Events

History Talk on Women in Early Berkeley Politics This Sunday

Steven Finacom
Saturday October 10, 2020 - 02:07:00 PM

With major movements for social, political, and cultural change dynamically underway in our own time, we’re apt to forget similar periods in the past when sea changes took place in American society and politics. 

One such era was a century ago when women in the United States finally won the right to vote nationally. The ratification of the 19th amendment in the summer of 1920, however, came only after five decades of activism for change. 

Starting this Sunday, local historian Phyllis Gale, is beginning a series of three free online talks on Zoom about the history and role of Berkeley women in winning equal rights in 1920. 

Every elected women in Berkeley history, including those on today’s City Council—which has a supermajority of six women—owes part of her success to the foundation created by Berkeley women activists a century and more ago. 

Berkeley women, including Mary McHenry Keith, the first woman to earn a law degree in California, were deeply involved in the struggle for equal rights for women on the West Coast, starting in the 1870s. 

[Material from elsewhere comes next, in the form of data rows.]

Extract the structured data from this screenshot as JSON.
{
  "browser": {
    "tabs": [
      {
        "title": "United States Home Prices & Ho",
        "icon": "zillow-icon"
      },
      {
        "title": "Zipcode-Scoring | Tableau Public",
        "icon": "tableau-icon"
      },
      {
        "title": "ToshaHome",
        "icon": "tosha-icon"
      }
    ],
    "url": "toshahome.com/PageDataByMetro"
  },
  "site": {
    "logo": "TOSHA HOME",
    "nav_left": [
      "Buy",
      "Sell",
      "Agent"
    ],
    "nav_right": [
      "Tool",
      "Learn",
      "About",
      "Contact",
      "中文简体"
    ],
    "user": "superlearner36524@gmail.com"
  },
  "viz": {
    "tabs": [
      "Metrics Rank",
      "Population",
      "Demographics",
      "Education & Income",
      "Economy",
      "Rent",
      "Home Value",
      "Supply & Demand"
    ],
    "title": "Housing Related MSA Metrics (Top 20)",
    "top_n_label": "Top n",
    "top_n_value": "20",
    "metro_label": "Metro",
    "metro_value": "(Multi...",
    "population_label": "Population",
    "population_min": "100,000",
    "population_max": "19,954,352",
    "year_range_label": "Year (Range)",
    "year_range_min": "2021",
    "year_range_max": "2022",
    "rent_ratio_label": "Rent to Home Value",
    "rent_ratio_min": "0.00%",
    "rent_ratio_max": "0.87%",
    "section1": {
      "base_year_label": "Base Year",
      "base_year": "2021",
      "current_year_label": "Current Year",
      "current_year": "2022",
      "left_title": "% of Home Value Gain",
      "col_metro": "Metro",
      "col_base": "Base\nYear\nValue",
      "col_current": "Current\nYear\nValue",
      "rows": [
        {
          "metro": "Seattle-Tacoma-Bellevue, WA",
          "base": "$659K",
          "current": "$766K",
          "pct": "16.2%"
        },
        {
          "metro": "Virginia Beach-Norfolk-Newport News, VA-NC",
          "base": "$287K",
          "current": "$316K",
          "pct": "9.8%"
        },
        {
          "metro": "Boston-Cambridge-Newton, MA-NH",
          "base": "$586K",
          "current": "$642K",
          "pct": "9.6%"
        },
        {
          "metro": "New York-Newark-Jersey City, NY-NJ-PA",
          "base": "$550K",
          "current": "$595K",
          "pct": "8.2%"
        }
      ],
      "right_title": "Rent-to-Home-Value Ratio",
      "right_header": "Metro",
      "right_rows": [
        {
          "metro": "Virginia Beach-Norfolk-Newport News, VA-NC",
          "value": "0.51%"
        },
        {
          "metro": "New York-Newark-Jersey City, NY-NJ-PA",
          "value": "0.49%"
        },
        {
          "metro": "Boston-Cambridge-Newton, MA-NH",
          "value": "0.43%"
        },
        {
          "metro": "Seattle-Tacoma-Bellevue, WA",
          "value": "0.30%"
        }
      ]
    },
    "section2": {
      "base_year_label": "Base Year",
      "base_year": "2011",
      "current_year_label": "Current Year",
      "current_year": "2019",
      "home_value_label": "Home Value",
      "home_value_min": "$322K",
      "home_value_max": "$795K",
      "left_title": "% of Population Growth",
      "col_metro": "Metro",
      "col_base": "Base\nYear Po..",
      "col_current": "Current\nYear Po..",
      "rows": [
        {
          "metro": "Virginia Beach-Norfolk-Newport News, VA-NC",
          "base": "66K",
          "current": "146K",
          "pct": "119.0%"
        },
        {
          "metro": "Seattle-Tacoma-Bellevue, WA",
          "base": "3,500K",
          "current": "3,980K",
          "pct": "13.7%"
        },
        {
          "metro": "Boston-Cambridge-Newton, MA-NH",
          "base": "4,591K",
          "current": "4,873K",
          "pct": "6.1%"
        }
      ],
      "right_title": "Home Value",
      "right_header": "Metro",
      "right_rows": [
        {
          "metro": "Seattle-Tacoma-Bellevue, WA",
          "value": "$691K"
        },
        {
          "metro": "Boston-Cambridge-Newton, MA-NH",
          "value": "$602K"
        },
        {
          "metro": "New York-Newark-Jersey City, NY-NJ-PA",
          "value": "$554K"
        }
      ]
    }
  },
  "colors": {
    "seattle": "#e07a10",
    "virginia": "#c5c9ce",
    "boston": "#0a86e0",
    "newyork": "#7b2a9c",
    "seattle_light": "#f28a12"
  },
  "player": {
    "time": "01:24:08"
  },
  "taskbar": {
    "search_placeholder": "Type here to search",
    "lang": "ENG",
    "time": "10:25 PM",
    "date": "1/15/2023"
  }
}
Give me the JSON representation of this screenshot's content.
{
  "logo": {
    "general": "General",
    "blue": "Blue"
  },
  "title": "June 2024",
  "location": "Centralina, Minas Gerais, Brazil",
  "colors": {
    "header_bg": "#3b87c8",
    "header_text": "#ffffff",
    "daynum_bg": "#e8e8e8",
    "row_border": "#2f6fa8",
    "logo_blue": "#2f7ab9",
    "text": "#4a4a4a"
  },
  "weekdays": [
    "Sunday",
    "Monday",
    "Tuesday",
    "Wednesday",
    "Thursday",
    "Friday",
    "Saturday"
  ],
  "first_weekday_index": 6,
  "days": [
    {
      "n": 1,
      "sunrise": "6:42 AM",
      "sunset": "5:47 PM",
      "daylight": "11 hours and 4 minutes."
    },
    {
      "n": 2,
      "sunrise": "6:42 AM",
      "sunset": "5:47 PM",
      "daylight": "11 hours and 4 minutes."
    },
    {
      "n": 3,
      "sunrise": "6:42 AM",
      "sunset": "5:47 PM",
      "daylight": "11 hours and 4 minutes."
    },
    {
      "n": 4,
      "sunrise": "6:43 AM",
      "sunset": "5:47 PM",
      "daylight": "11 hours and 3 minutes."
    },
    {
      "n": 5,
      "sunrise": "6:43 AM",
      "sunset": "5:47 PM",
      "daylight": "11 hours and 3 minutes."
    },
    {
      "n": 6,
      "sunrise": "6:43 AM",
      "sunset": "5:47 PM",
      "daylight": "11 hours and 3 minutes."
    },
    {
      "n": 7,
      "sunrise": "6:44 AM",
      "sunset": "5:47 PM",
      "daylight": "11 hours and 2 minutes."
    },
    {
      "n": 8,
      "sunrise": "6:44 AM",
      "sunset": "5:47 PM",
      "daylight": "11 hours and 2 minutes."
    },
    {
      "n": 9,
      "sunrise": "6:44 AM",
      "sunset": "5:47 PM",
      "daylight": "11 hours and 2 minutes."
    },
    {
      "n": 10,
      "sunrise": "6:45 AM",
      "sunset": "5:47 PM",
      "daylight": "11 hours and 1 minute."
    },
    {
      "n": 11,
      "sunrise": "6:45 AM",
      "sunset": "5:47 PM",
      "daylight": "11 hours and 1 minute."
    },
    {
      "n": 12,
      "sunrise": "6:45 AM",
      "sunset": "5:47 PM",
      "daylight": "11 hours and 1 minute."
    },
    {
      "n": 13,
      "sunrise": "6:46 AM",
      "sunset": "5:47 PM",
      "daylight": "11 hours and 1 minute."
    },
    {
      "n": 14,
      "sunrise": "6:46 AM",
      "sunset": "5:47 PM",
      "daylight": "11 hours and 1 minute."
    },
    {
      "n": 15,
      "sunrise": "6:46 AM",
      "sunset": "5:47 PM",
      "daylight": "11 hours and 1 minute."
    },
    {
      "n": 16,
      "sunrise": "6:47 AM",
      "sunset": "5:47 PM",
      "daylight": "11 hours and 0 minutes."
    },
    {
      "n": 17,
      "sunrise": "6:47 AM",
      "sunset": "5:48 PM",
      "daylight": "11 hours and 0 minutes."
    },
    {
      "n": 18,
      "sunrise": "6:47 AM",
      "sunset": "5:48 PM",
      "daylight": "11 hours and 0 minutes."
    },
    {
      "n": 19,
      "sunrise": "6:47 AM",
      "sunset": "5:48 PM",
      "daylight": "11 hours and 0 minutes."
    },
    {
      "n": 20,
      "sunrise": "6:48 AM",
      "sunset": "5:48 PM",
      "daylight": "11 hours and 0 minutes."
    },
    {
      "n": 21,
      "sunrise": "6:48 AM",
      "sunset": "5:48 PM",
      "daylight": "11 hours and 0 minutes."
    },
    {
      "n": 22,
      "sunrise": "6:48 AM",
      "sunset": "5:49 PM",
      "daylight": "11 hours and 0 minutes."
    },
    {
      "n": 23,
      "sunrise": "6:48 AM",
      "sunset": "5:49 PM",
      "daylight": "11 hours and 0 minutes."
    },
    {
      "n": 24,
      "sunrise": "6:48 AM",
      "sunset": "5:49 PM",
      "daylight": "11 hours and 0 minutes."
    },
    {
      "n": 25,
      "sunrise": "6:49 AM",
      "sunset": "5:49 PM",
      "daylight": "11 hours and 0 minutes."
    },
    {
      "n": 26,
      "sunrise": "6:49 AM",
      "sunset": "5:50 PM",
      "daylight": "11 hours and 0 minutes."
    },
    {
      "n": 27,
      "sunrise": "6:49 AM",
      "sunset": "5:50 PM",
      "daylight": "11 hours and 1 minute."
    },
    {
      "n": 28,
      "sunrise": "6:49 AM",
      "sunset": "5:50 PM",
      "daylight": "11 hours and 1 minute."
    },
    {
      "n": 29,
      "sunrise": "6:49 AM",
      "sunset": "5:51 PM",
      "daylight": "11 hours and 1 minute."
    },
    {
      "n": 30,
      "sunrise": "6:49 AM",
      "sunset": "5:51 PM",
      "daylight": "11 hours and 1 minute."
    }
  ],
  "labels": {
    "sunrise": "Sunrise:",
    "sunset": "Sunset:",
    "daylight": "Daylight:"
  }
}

They were leaders in the effort to win voting rights for women in California. They failed at the ballot box in 1896 (of course, only men were voting) but prevailed in 1911 when California became the “Fifth Star”—the fifth state where women won equal voting rights—and helped rejuvenate the suffrage movement nationally, leading to the passage of the 19th Amendment and its eventual ratification in 1920. 

In the 1911 California election rural votes made the difference in putting the suffrage proposition over the top. Berkeley, fifth largest city in California at the time, was the only urban community to vote in favor of suffrage, due in part to the strenuous campaigning of Berkeley women, including UC co-eds. 

Some years later Berkeley elected one of its women—Anna Saylor—to the State Legislature, part of the first class of four women to serve in that body (three of the four women had close Berkeley civic or UC ties). 

Phyllis Gale is giving her three weekend Zoom talks, starting this Sunday, October 11, 2020 on these and other local connections to the women’s suffrage movement. 

The series, sponsored by the American Association of University Women, is entitled “Berkeley’s Women’s Suffrage and Early Civics Actions - 1870 to 1920”. The talks are at 2:00 PM and, including questions and answers, will last about an hour.  

Registration is free, but there’s a limit of 100 tickets per talk. Register on Eventbrite at https://berkeleywomensuffragetalk.eventbrite.com/ You can register for one, two, or all three talks. 


The second talk will be on Saturday, October 24, at 2:00 PM and focus on Women’s Civic Action from 1890 to 1920. 


The third and final talk will be on Sunday, November 15, 2020, and discuss “Forgotten Women—1870-1920” from Berkeley’s political and activist history. 

Phyllis Gale is a 35 year member of the AAUW Berkeley. She’s also a volunteer and Board member with the Berkeley Historical Society and the Berkeley Architectural Heritage Association.